ブルームバーグ・インテリジェンスのアナリスト、ネイサン・ナイドゥ氏によると、2023年の東南アジアにおける配車サービス市場ではGrabとGoToが総流通取引額(GMV)の70%以上を占め、フードデリバリー市場でも60%のシェアを持つ。この2社が合併すれば、東南アジアのオンデマンドサービス市場の60〜70%を支配することになるという。
市場の拡大も背景にある。統計サイトStatistaによれば、東南アジアの配車市場は2029年までに115億3000万米ドル規模に成長し、利用者数も2億1850万人に達すると予測されている。こうした成長市場を見据え、GrabとGoToは合併交渉を加速させており、2025年の完了を目指しているとブルームバーグが2月4日に報じた。ただし、両社とも交渉についてのコメントを控えている。
両社の財務状況にも変化がみられる。Grabは2024年度第3四半期に1500万米ドルの黒字を計上し、前年同期の9900万米ドルの赤字から回復した。売上高も前年同期比17%増の7億1600万米ドルに達した。一方、GoToも2024年9月30日締めの第3四半期に損失を29%削減し、1.7兆ルピア(約1億4300万シンガポールドル)となった。売上高は8%増の3.9兆ルピアに伸びている。
投資助言会社Aletheia Capitalの消費者・インターネット部門責任者、ニルグナン・ティルチェルバム氏は、合併により東南アジア市場で規模のメリットが得られると指摘する。「東南アジアには6億5000万人の人口があり、コスト削減によってより安定したキャッシュフローを生み出せる」と述べた。
しかし、規制当局の審査が大きな障害となる可能性がある。シンガポールとインドネシアの競争法が合併の妨げとなる恐れがあるためだ。
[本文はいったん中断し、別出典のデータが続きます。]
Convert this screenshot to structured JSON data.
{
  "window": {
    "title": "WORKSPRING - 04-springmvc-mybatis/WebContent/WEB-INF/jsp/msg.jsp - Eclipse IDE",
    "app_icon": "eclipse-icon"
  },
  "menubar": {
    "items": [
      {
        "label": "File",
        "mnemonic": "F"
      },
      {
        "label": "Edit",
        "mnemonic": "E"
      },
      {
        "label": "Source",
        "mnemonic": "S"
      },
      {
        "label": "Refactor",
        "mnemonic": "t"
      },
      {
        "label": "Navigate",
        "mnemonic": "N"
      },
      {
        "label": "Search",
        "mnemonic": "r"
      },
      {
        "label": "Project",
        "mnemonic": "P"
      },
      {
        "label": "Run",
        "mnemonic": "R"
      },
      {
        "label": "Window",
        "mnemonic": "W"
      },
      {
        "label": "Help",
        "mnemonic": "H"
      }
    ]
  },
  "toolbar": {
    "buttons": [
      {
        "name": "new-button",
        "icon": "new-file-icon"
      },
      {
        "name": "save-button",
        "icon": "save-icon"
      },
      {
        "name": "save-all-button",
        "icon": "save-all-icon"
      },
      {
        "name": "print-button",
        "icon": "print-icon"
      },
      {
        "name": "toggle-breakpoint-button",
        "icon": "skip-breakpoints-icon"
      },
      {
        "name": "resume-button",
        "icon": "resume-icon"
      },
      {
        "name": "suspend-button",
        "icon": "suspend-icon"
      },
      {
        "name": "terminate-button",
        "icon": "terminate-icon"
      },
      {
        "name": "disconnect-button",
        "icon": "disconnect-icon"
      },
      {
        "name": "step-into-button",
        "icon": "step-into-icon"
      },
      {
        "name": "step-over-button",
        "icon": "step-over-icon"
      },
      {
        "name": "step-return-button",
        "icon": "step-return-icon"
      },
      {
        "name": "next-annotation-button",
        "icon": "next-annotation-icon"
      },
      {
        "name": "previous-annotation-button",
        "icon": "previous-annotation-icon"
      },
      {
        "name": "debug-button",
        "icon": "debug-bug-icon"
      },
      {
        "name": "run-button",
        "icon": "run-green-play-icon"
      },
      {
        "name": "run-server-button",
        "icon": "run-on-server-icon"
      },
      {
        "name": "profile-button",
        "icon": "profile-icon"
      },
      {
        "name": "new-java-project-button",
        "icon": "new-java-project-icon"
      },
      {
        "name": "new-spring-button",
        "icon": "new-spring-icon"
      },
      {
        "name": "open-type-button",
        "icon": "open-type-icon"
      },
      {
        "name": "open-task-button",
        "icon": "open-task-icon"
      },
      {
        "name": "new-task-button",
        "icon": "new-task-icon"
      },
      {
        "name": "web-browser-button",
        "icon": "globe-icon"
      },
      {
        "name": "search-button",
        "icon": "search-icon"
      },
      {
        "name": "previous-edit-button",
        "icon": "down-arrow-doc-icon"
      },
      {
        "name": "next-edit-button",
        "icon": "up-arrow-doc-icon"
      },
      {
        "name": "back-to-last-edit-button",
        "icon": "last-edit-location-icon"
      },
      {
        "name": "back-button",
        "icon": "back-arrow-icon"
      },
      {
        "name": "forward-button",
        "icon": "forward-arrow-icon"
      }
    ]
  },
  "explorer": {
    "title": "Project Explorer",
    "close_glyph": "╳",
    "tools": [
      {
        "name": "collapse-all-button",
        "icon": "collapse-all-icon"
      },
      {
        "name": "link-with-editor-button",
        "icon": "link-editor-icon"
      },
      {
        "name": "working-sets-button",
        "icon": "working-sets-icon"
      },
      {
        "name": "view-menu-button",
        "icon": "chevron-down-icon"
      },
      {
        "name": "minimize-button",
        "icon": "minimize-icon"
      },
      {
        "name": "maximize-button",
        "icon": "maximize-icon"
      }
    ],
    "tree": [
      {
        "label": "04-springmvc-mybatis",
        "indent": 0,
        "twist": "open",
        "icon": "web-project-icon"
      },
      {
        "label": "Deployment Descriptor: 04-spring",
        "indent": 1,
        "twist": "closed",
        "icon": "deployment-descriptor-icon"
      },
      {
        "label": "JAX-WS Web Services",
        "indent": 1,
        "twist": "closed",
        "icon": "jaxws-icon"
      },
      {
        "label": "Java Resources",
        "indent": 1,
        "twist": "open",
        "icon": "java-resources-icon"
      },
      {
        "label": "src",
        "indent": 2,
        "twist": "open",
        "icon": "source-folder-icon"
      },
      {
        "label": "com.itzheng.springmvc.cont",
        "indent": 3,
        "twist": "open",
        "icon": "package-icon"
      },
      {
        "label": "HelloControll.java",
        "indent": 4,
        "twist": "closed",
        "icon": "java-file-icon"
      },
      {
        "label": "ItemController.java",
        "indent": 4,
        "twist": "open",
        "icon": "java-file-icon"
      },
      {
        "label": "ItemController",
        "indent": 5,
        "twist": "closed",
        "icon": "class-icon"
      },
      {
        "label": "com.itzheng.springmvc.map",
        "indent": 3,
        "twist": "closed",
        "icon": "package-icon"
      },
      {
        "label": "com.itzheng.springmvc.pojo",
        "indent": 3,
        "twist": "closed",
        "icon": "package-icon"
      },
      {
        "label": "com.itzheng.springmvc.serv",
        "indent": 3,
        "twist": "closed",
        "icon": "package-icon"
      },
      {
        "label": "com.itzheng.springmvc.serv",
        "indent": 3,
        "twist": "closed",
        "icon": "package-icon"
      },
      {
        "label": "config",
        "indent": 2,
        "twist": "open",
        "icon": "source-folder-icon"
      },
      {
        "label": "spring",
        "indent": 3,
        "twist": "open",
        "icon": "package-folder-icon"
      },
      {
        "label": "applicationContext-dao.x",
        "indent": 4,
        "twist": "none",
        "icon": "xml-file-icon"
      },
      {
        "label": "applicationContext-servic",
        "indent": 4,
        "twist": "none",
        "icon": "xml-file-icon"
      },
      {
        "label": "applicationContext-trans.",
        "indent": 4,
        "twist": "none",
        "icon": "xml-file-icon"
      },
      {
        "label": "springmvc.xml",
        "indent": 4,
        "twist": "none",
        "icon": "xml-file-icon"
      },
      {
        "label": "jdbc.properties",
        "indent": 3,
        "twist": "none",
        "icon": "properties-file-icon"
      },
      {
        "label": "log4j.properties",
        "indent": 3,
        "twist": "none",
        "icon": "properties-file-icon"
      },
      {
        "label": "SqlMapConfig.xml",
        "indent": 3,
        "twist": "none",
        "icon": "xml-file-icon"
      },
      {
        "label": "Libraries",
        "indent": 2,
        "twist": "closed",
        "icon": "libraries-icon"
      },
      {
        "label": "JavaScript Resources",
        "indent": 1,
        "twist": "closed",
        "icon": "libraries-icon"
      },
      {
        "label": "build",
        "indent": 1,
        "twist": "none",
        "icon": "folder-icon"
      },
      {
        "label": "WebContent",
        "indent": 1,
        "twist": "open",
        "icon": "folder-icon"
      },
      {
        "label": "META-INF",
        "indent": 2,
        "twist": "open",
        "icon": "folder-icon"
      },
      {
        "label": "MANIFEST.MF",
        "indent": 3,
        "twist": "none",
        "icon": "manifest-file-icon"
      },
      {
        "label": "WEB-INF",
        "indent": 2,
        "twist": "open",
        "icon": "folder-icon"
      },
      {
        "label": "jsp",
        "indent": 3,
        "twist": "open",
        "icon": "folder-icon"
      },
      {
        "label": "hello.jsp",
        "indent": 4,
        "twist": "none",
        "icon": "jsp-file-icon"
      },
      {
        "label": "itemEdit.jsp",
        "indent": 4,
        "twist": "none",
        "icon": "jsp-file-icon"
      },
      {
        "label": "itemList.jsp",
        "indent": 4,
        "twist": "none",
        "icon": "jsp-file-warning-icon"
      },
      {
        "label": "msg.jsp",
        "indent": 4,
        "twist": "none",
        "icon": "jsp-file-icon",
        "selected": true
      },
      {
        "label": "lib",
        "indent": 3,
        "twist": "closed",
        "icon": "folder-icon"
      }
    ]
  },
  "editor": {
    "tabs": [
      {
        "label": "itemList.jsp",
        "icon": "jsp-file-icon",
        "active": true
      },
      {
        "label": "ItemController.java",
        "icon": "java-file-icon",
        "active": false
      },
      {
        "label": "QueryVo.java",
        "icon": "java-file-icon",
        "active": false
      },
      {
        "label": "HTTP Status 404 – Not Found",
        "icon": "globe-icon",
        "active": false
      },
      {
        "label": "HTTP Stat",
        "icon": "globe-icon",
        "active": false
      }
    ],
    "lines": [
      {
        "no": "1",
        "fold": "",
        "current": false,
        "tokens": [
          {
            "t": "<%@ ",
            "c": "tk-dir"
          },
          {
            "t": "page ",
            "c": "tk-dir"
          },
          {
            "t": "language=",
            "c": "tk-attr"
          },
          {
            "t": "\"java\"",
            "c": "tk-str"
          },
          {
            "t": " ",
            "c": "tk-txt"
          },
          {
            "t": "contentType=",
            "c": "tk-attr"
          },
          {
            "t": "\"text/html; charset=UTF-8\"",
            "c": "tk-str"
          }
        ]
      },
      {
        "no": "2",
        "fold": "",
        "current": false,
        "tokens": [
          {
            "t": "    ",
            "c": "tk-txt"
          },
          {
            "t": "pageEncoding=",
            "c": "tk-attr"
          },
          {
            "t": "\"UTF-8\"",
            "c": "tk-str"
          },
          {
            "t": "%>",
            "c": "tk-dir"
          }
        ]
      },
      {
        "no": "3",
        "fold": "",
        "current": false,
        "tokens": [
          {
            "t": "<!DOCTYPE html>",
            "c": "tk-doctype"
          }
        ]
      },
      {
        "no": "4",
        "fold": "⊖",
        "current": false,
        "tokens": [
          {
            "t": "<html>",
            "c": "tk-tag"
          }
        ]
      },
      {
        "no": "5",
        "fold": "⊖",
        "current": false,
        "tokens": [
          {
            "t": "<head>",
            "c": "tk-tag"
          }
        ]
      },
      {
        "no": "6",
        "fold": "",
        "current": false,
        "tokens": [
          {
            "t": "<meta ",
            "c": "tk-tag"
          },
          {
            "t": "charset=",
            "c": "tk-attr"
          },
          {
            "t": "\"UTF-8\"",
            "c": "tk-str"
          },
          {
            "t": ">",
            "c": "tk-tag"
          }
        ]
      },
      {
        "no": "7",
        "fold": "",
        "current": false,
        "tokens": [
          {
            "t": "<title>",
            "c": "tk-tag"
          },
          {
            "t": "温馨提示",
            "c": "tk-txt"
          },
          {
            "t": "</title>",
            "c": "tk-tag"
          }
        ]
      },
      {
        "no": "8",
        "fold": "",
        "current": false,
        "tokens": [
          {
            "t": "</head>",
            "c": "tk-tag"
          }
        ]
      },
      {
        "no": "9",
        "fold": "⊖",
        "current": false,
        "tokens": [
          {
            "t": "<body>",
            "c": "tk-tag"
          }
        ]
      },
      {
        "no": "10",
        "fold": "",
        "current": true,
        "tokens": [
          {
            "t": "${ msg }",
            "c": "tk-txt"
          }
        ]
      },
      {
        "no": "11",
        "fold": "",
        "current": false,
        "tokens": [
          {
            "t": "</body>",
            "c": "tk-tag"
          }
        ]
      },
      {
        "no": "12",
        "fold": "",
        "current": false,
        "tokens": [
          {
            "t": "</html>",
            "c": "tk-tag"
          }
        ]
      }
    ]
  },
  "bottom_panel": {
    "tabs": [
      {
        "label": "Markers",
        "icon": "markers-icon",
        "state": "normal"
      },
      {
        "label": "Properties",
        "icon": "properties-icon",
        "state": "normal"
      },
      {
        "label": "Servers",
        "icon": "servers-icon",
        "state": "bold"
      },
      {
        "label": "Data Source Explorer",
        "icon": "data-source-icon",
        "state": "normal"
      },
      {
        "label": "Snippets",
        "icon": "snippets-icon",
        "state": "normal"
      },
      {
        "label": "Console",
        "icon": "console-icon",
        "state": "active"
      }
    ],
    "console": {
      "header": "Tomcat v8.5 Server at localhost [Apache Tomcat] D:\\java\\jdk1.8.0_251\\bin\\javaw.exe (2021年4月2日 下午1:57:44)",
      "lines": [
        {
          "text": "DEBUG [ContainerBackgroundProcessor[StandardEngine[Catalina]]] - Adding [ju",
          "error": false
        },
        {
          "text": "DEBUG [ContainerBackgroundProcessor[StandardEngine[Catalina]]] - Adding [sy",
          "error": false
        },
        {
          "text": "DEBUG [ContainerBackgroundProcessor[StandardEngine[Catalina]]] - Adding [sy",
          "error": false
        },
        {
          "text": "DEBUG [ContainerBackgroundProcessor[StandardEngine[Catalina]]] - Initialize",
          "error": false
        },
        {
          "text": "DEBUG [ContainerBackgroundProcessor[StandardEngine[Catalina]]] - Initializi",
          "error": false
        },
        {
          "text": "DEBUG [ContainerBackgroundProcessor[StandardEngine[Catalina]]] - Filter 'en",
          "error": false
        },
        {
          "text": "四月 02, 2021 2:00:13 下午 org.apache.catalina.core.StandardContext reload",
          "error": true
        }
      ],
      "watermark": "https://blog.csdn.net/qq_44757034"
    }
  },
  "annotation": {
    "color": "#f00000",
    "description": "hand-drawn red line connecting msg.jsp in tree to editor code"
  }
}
特にシンガポールの競争・消費者委員会(CCCS)は過去にもGrabの企業買収に慎重な姿勢を示している。2023年7月には、Grabによるタクシー会社Trans-Cabの買収計画に対して競争懸念を指摘し、2024年7月に最終的に取引が破談となった。また、Grabはフードデリバリー大手foodpandaの東南アジア事業買収も検討していたが、CCCSの調査を受け2024年2月に計画を断念した経緯がある。
デジタル証券会社MoomooのCEO、ギャビン・チア氏は、今回のGrabとGoToの合併は「規模も業界の影響力もこれまでの案件とは異なる」と指摘する。配車やフードデリバリーに加え、フィンテックなど多岐にわたる業界に影響を与えるため、東南アジア各国の規制当局がどのような判断を下すかが鍵となる。
一方で、GrabとGoToにとって合併の意義は大きい。東南アジアの配車市場では競争が激化しており、低価格競争を続けるのは困難だ。チア氏は、「競争に勝てないなら手を組む方が理にかなっている」と述べ、合併が両社の長期的な成長戦略の一環であることを強調した。